Society for Linguistic Anthropology
Oral Presentation Session
Undoubtedly Jane H. Hill's contributions to Mexican linguistics have been many and varied. One of these is her elaboration of the concept of linguistic ideology (Hill 1992), useful in accounting for ideas and conflicts between Yaqui and Mayo speakers versus Spanish in the state of Sonora, Mexico, where I have conducted research. Linguistic ideology is very important in both language maintenance and shift processes among these Indigenous speakers in their relationship to the dominant language. In spite of this, there are more than 42,000 Mayo speakers; most children and young people do not speak the Native language, because of the impact of negative linguistic ideologies. The Yaqui language is more conservative, shifting more gradually.

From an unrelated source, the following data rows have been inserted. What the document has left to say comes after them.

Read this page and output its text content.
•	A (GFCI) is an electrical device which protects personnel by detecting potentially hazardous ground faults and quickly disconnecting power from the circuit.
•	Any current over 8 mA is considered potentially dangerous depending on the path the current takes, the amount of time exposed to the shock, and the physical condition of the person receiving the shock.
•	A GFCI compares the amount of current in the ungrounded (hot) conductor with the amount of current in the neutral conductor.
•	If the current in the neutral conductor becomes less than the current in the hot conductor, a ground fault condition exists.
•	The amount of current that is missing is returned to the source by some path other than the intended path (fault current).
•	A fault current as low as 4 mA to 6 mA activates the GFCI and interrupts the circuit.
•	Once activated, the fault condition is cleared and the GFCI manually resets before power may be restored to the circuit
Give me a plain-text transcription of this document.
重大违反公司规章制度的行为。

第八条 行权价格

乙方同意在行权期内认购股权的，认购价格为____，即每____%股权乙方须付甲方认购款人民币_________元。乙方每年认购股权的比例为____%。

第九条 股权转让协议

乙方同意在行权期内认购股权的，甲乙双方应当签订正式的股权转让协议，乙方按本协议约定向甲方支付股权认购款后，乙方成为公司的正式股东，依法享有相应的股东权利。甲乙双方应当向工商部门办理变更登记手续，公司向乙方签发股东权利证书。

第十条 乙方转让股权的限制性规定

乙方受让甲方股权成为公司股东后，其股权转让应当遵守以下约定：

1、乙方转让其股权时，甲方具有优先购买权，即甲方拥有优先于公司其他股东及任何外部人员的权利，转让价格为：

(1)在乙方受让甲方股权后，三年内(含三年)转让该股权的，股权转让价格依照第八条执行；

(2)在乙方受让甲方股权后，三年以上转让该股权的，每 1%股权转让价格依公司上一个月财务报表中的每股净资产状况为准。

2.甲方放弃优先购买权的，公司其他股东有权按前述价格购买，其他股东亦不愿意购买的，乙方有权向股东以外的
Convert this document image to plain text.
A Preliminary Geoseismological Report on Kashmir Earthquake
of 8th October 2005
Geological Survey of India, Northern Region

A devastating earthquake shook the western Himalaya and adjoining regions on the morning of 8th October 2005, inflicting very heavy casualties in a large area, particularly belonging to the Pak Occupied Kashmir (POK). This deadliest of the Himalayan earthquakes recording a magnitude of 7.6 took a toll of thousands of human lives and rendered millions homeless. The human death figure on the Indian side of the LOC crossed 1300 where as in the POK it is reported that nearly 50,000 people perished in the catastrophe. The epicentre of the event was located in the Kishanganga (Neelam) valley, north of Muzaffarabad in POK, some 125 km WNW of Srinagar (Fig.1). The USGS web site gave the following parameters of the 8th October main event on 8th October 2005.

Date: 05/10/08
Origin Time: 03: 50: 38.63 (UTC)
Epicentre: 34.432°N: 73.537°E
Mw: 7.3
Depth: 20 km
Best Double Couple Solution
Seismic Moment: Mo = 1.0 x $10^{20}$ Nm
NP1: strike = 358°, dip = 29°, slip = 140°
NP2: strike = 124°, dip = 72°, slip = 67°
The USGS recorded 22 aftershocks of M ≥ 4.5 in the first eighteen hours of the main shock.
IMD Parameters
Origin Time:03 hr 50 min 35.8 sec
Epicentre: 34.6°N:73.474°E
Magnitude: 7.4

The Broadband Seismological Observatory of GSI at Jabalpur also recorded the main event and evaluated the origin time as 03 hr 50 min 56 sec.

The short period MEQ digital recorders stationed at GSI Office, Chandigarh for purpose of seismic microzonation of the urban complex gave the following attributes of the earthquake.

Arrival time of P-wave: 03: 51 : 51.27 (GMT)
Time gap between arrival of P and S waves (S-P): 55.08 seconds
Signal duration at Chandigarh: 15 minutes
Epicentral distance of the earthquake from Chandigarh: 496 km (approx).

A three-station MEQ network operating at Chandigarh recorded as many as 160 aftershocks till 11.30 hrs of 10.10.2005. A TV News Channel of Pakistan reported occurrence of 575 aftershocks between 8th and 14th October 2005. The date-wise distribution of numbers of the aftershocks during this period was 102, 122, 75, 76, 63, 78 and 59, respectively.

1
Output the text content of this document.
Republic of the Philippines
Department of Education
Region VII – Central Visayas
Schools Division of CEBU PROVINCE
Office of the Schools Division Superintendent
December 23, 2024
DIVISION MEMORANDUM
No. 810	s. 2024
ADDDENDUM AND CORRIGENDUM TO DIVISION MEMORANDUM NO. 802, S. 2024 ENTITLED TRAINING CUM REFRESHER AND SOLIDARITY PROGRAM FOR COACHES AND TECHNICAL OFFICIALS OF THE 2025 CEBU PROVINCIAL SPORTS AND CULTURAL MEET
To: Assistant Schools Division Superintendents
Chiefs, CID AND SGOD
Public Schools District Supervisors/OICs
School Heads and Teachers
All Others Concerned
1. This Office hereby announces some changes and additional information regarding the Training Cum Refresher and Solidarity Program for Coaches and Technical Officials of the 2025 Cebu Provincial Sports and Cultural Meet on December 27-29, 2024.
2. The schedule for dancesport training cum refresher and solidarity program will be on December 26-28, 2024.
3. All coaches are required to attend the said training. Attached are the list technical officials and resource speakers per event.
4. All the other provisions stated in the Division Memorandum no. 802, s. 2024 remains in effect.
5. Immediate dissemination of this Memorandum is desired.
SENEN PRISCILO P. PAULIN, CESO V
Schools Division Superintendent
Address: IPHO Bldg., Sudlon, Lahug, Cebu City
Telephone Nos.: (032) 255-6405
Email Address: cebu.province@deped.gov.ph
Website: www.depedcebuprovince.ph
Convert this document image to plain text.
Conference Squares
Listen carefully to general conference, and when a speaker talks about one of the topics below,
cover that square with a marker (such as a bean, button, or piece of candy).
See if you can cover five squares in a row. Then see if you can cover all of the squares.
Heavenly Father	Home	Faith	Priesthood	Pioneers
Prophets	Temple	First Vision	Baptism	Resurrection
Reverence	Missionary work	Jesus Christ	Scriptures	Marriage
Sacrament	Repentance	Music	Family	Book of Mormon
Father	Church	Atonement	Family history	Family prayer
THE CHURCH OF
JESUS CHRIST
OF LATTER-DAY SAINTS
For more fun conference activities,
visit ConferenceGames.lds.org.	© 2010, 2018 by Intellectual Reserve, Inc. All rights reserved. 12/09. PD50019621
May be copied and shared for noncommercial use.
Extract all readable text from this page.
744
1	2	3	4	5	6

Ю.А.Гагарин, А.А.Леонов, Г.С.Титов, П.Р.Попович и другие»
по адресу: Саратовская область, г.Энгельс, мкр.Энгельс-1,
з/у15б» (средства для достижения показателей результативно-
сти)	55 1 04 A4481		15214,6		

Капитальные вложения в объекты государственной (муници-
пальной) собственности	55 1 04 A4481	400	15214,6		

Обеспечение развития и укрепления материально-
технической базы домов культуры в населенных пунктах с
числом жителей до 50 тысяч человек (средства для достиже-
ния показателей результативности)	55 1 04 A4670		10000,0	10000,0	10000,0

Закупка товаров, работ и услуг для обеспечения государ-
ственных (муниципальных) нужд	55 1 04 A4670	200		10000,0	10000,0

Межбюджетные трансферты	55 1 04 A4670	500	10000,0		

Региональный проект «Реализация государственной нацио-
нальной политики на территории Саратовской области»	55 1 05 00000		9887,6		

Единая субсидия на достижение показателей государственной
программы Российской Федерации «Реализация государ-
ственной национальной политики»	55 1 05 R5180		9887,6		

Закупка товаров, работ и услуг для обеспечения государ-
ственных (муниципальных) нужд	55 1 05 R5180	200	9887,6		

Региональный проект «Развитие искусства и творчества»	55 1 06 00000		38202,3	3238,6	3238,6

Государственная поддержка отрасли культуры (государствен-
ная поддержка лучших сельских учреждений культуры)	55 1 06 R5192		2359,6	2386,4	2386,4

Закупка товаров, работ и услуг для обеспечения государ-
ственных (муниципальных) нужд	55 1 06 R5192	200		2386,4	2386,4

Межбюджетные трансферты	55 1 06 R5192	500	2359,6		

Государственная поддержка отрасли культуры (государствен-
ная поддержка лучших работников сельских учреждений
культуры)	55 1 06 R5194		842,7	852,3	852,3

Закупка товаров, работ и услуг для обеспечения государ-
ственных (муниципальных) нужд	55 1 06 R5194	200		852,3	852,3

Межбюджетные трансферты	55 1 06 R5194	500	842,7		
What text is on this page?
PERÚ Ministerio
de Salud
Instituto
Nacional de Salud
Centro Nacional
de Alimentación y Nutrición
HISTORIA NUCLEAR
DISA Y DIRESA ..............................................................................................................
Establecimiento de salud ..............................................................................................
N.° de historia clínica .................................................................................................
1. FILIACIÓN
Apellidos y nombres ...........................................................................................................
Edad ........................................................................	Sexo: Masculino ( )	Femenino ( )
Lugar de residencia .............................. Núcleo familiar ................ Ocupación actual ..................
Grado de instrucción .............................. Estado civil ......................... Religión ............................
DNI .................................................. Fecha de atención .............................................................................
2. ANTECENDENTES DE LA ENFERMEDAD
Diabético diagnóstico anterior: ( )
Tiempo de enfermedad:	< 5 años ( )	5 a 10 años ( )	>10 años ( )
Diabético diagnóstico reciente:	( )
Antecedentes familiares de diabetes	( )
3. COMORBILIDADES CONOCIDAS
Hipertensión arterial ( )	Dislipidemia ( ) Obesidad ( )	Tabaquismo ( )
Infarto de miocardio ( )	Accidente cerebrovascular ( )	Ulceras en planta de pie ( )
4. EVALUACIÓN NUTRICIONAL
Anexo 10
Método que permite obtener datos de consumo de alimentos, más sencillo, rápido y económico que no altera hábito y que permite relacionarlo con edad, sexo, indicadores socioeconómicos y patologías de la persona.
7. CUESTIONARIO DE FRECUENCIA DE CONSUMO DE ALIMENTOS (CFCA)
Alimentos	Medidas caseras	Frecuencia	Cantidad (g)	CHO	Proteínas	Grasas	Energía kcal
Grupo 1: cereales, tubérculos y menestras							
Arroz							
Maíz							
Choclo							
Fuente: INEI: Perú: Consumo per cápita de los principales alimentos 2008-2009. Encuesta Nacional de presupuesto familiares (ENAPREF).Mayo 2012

For years Mexican sociolinguists have analyzed displacement processes using the concept of diglossic ideology, taken from Catalan academics. Their examples demonstrated ways that subordinate speakers acquired dominant ideologies in the European context. However, from the linguistic anthropological perspective, the concept of linguistic ideology proved useful in revealing multiple sides and dynamics between all languages in indigenous contact situations in Mexico.
In Yaqui and Mayo speakers’ contact with Spanish speakers, we have found varying, both positive and negative forms of linguistic ideologies. Following Hill (“Manuscript”), to interpret this complex ideological process, I refer to multiple ideologies, which imply a more nuanced view of distinct realities lived by Yaqui and Mayo communities in natural speech contexts.